Canning for a New Generation $17.76, Ball Preserving $15.39 The Homemade Pantry $18.20 as someone who makes homemade poptarts she needs this book. Adoption Book $11.33, And some tea to round it off.

Edited because I messed it up. :D

u/ladyeep · 1 pointr/Cooking

I adapted my recipe from The Homemade Pantry.
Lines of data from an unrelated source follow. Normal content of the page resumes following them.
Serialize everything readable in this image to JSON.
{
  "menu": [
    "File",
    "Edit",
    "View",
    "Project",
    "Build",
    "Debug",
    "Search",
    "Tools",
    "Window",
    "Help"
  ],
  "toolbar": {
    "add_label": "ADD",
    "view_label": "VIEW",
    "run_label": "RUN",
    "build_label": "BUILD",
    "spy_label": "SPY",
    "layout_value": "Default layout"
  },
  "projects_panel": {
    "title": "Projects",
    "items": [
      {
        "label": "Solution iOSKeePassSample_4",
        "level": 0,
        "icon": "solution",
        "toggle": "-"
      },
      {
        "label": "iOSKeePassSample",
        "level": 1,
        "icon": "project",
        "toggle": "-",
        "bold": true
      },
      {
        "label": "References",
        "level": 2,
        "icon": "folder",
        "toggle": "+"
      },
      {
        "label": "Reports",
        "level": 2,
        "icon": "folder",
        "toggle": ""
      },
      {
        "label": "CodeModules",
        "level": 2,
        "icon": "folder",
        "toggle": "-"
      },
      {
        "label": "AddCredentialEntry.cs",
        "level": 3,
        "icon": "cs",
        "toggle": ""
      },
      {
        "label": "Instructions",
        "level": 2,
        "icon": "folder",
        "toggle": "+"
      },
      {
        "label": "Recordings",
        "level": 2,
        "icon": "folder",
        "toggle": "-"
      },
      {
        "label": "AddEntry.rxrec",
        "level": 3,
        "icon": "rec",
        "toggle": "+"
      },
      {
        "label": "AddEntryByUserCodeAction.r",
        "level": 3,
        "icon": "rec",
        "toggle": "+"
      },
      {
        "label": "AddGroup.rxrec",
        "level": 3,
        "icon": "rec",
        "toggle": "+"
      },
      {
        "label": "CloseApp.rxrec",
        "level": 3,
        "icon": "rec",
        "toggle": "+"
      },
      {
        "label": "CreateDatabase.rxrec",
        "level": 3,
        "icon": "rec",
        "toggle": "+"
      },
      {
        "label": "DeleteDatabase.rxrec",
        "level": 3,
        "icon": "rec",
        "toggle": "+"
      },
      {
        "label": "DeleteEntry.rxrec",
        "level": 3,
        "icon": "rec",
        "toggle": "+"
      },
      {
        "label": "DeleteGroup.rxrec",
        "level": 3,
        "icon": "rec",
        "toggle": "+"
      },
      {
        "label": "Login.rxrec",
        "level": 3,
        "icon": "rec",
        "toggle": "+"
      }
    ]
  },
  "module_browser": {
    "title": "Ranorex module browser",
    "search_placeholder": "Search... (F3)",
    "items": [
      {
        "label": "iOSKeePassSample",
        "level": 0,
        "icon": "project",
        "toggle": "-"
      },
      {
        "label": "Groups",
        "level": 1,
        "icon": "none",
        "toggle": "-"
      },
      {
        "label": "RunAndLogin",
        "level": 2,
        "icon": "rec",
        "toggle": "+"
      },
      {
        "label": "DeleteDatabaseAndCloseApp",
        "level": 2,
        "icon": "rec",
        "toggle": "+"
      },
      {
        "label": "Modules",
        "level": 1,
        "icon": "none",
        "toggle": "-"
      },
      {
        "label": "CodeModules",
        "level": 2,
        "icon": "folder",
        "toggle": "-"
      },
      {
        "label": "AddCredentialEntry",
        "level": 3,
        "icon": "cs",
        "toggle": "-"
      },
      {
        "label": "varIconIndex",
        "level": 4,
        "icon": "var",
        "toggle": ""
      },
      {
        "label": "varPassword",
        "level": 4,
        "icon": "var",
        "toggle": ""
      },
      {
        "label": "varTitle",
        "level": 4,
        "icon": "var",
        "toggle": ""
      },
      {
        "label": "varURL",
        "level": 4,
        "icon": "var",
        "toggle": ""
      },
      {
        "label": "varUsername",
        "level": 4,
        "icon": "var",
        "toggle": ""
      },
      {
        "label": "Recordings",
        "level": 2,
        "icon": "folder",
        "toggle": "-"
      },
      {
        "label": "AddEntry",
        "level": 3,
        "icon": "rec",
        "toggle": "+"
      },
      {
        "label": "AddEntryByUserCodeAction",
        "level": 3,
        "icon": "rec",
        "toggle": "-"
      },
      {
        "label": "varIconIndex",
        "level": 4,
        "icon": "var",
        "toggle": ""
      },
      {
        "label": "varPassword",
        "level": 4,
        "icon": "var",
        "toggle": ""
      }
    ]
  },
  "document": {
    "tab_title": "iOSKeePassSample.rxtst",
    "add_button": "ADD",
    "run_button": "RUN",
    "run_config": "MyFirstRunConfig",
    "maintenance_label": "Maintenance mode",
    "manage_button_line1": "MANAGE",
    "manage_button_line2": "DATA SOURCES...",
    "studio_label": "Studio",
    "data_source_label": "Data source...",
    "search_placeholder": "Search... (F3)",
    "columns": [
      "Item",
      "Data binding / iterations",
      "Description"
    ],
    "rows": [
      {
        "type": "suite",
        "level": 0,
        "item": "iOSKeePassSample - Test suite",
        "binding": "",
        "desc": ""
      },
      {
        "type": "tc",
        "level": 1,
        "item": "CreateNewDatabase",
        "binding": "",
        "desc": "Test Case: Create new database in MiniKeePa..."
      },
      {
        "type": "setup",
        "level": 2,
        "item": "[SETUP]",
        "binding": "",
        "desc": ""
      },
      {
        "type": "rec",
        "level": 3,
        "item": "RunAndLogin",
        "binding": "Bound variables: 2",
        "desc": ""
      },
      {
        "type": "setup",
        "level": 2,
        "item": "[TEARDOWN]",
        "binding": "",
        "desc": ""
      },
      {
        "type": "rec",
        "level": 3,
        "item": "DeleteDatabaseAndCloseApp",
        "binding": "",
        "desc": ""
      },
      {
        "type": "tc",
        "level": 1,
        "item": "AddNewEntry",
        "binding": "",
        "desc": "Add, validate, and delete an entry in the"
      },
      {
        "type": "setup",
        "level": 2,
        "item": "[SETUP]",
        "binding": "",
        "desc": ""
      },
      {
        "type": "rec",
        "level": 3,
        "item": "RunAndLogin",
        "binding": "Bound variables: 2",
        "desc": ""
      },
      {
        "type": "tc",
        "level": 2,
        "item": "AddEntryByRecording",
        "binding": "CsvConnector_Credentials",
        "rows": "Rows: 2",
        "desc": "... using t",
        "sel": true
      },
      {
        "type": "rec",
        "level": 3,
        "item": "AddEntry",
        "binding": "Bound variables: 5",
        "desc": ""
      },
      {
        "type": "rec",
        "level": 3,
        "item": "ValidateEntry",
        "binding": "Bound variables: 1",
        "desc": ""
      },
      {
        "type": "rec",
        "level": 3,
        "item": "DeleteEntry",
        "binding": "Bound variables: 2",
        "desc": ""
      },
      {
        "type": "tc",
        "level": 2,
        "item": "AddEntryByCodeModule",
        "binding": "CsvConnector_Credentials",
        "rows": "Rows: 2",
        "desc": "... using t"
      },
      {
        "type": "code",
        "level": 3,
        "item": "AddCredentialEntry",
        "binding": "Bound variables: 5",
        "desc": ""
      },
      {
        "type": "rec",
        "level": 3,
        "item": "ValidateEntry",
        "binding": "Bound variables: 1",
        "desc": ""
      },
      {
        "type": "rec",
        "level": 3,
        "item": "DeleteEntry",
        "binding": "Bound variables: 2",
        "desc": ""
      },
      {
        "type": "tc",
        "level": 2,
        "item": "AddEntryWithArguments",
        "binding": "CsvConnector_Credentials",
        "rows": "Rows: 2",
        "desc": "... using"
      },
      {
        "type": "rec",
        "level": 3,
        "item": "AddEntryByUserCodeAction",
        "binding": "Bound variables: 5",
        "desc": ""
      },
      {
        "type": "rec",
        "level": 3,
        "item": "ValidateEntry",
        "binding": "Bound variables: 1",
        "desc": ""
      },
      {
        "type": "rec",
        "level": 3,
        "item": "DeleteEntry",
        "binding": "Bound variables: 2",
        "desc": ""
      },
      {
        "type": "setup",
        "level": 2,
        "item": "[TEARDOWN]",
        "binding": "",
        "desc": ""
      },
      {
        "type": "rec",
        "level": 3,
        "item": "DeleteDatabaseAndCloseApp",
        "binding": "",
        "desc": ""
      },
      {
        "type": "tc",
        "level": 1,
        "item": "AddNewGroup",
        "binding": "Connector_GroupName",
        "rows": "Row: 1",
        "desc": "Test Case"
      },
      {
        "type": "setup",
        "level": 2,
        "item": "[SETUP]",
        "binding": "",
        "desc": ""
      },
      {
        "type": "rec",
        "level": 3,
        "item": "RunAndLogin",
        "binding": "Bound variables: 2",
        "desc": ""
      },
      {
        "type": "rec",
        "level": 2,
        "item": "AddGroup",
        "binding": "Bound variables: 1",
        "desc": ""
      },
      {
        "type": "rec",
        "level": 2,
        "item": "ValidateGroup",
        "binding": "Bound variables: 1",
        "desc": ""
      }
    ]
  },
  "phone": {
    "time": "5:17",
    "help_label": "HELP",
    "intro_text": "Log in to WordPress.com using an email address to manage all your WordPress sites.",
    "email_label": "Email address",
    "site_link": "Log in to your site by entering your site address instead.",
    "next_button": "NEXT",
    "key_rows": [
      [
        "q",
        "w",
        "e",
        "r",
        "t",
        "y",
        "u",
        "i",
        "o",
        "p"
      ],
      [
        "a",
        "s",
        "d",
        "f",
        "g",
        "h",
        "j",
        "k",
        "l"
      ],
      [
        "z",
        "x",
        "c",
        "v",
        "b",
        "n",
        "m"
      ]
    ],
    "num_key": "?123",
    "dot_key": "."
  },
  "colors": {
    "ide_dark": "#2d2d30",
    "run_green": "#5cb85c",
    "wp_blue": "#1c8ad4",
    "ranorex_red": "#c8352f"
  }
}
4 cups flour (I use 2 unbleached all purpose, 2 whole wheat)
2 Tablespoons butter (I use salted because I'm a salt fiend, unsalted works fine)
4 Tablespoons of shortening (OR, if I have bacon fat in the fridge I use that)
1 teaspoon baking powder
2 teaspoons salt

Mix dry ingredients. Kneed in butter and lard/shortening by hand until it forms a pebbly texture. Slowly kneed in about 1.5 cups warm water until you have a wet dough, but not too wet. Let sit for 10 minutes. Form into balls (I usually get 9-11), let sit for 10 minutes. During this second rest I put my pan on the stove at 5 to get it pre-heated. Roll out on a floured surface to maybe 1/8" toss in a hot pan for one minute on each side. Put on cooling rack instead of stacking on a plate so they don't get mushy.

Let me know if that doesn't make sense. Explaining recipes is definitely not my forte.